ShotSpotter may not be quite what Brian McGrory has been led to believe

Brian McGrory, Boston Globe metro columnist, somewhat belatedly chimes in on Boston’s decision to spend $1.5 million on the hi-tech sound-surveillance system known as ShotSpotter.

Mr. McGrory finds it entirely resonable for the cash-strapped Hub of the Universe to spend the money on a system that pretty much tells residents that they can’t be trusted. Mr. McGrory went down to Washington, D.C., to get a briefing on ShotSpotter:

As [Lieutenant Vanessa] Moore spoke, Officer Dietra Wallace-Cordell sat in front of her and clicked on an incident from 11:11 a.m. on October 16, 2006. An eerie sound played through the speakers: “Bang. Bang. Bang. Bang.”

It was the sound of someone dying. On that morning, police dispatched a car to the scene before anyone had called 911. They found a 35-year-old landscaper dead on a lawn. They found the shooter nearby. “He still had the gun on him,” Wallace-Cordell said.

That was good enough for me.

But not for me. He’s an excerpt from a Washington Post article on the murder:

[The suspected shooter] was arrested two blocks away from the scene when officers saw him walking by Thurgood Marshall Academy charter school. He matched the description of the shooter that went out over the police radio: a man wearing a black tank top and carrying a black backpack.

Wow, that ShotSpotter has some pretty sharp eyes. Or not. What happened was that a citizen picked up the phone, called 9-1-1, reported the shooting and another witness (a metrobus driver) gave a description of the suspect. The case seems to have quickly disappeared from the radar screen, by which I mean Google, but early reports suggested that the shooter was a mentally ill man who was off his medications and killed an essentially randomly selected victim.

But sound surveillance is coming to Boston, the city councillors who questioned the purchase have been widely ridiculed, and, well, I guess it says something that the best way to spend $1.5 million on combating crime in Boston’s most crime infested areas is to buy a surveillance system.

Writes Nick Coleman in Star Tribune about ShotSpotter’s performance in Minneapolis:

ShotSpotter will not keep you from getting shot. It will only direct the cops to the general vicinity of where your corpse lies on the sidewalk, cooling.

That’s how it worked Jan. 2, when ShotSpotter detected gunfire at 35th Street and Portland Av. S., where cops found Douglas McFarlane dead on the sidewalk. His killer has not been apprehended.
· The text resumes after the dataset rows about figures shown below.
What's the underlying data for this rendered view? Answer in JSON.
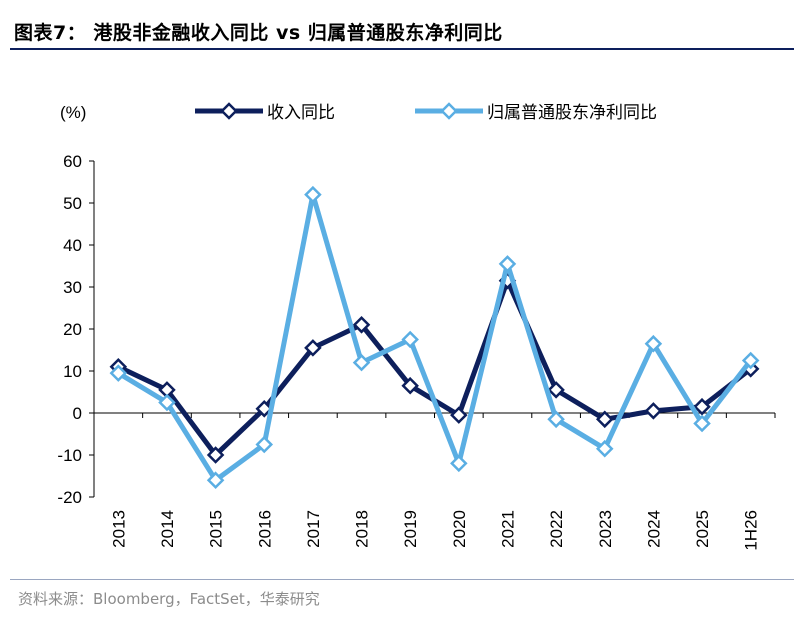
{
  "figure": {
    "title": "图表7： 港股非金融收入同比 vs 归属普通股东净利同比",
    "source": "资料来源：Bloomberg，FactSet，华泰研究"
  },
  "colors": {
    "revenue": "#0d1f5c",
    "profit": "#5aaee3",
    "rule": "#0d1f5c"
  },
  "chart_data": {
    "type": "line",
    "title": "",
    "xlabel": "",
    "ylabel": "(%)",
    "ylim": [
      -20,
      60
    ],
    "yticks": [
      -20,
      -10,
      0,
      10,
      20,
      30,
      40,
      50,
      60
    ],
    "grid": false,
    "legend_position": "top",
    "categories": [
      "2013",
      "2014",
      "2015",
      "2016",
      "2017",
      "2018",
      "2019",
      "2020",
      "2021",
      "2022",
      "2023",
      "2024",
      "2025",
      "1H26"
    ],
    "series": [
      {
        "name": "收入同比",
        "color": "#0d1f5c",
        "values": [
          11,
          5.5,
          -10,
          1,
          15.5,
          21,
          6.5,
          -0.5,
          31.5,
          5.5,
          -1.5,
          0.5,
          1.5,
          10.5
        ]
      },
      {
        "name": "归属普通股东净利同比",
        "color": "#5aaee3",
        "values": [
          9.5,
          2.5,
          -16,
          -7.5,
          52,
          12,
          17.5,
          -12,
          35.5,
          -1.5,
          -8.5,
          16.5,
          -2.5,
          12.5
        ]
      }
    ]
  }
}
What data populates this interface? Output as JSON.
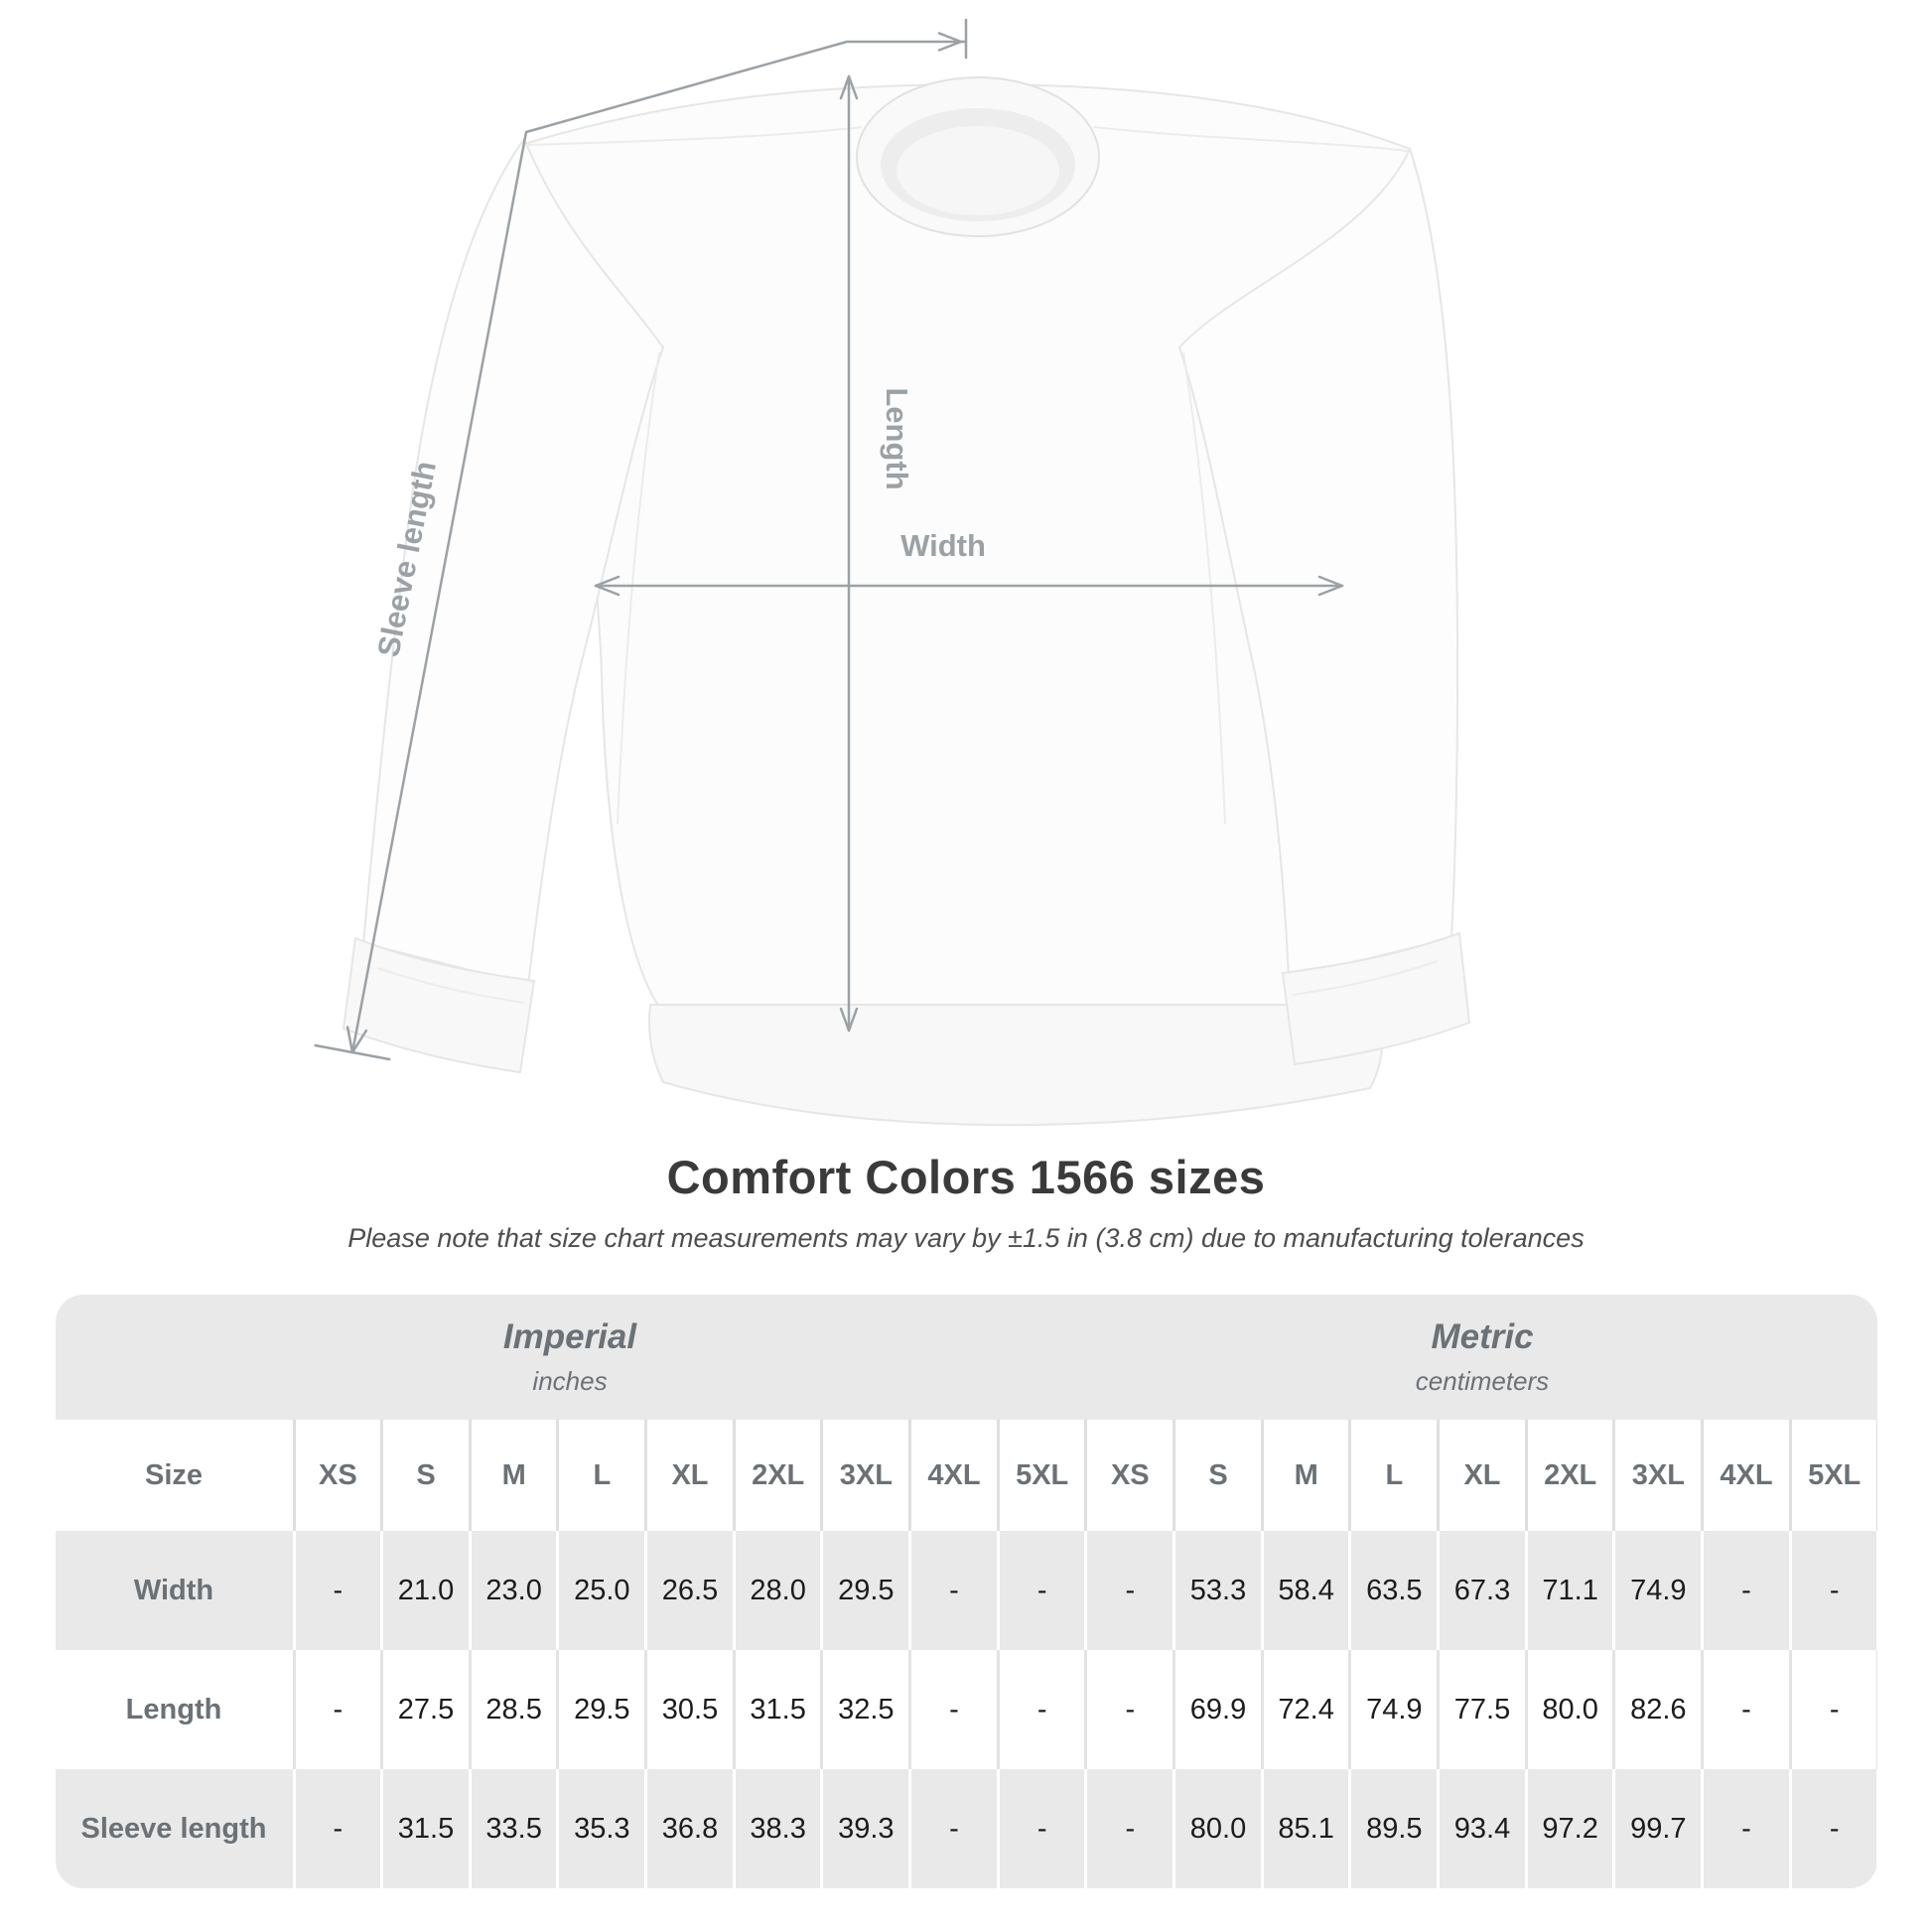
{
  "title": "Comfort Colors 1566 sizes",
  "subtitle": "Please note that size chart measurements may vary by ±1.5 in (3.8 cm) due to manufacturing tolerances",
  "figure": {
    "product": "white crewneck sweatshirt, front view",
    "labels": {
      "length": "Length",
      "width": "Width",
      "sleeve": "Sleeve length"
    }
  },
  "colors": {
    "annotation": "#9ca1a5",
    "band_gray": "#e9e9e9",
    "header_text": "#6b7176",
    "value_text": "#1c1c1c",
    "title_text": "#3a3a3a",
    "garment_outline": "#e6e6e6",
    "background": "#ffffff"
  },
  "table": {
    "size_header": "Size",
    "sections": [
      {
        "name": "Imperial",
        "unit": "inches"
      },
      {
        "name": "Metric",
        "unit": "centimeters"
      }
    ],
    "sizes": [
      "XS",
      "S",
      "M",
      "L",
      "XL",
      "2XL",
      "3XL",
      "4XL",
      "5XL"
    ],
    "rows": [
      {
        "label": "Width",
        "imperial": [
          "-",
          "21.0",
          "23.0",
          "25.0",
          "26.5",
          "28.0",
          "29.5",
          "-",
          "-"
        ],
        "metric": [
          "-",
          "53.3",
          "58.4",
          "63.5",
          "67.3",
          "71.1",
          "74.9",
          "-",
          "-"
        ]
      },
      {
        "label": "Length",
        "imperial": [
          "-",
          "27.5",
          "28.5",
          "29.5",
          "30.5",
          "31.5",
          "32.5",
          "-",
          "-"
        ],
        "metric": [
          "-",
          "69.9",
          "72.4",
          "74.9",
          "77.5",
          "80.0",
          "82.6",
          "-",
          "-"
        ]
      },
      {
        "label": "Sleeve length",
        "imperial": [
          "-",
          "31.5",
          "33.5",
          "35.3",
          "36.8",
          "38.3",
          "39.3",
          "-",
          "-"
        ],
        "metric": [
          "-",
          "80.0",
          "85.1",
          "89.5",
          "93.4",
          "97.2",
          "99.7",
          "-",
          "-"
        ]
      }
    ]
  },
  "chart_data": {
    "type": "table",
    "title": "Comfort Colors 1566 sizes",
    "units": [
      "inches",
      "centimeters"
    ],
    "categories": [
      "XS",
      "S",
      "M",
      "L",
      "XL",
      "2XL",
      "3XL",
      "4XL",
      "5XL"
    ],
    "series": [
      {
        "name": "Width (in)",
        "values": [
          null,
          21.0,
          23.0,
          25.0,
          26.5,
          28.0,
          29.5,
          null,
          null
        ]
      },
      {
        "name": "Length (in)",
        "values": [
          null,
          27.5,
          28.5,
          29.5,
          30.5,
          31.5,
          32.5,
          null,
          null
        ]
      },
      {
        "name": "Sleeve length (in)",
        "values": [
          null,
          31.5,
          33.5,
          35.3,
          36.8,
          38.3,
          39.3,
          null,
          null
        ]
      },
      {
        "name": "Width (cm)",
        "values": [
          null,
          53.3,
          58.4,
          63.5,
          67.3,
          71.1,
          74.9,
          null,
          null
        ]
      },
      {
        "name": "Length (cm)",
        "values": [
          null,
          69.9,
          72.4,
          74.9,
          77.5,
          80.0,
          82.6,
          null,
          null
        ]
      },
      {
        "name": "Sleeve length (cm)",
        "values": [
          null,
          80.0,
          85.1,
          89.5,
          93.4,
          97.2,
          99.7,
          null,
          null
        ]
      }
    ]
  }
}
As one critic has said, ShotSpotter could be called “The Alarm That Tells Police When It’s Too Late.”

Don’t get me wrong: In a city where crime has gotten out of hand, the cops need a boost.

But ShotSpotter has not saved anyone’s life and hasn’t even resulted in any arrests yet — not any that can be indisputably attributed to it, at any rate.

City officials claimed Tuesday that ShotSpotter has “helped lead to” several arrests. But none of the arrests made when officers responded to shootings necessarily involved anyone responsible for the shootings. One example: When cops showed up, a car sped away. Stopping the car, police arrested a felon who had a gun. It may have been a good bust, but may have had nothing to do with the shots fired nearby.

Update: Adam Gaffin at Universal Hub has kindly linked to this post. I’m not quite comfortable with his claim that I’m “fact-checking” Mr. McGrory – although I suppose in some technical sense he’s right. How about “fact upping” or, if that sounds vaguely vulgar, “fact elongating” his column? Something like that.

The Christian Science Monitor recently published an article on the tepid pros and timid cons of ShotSpotter.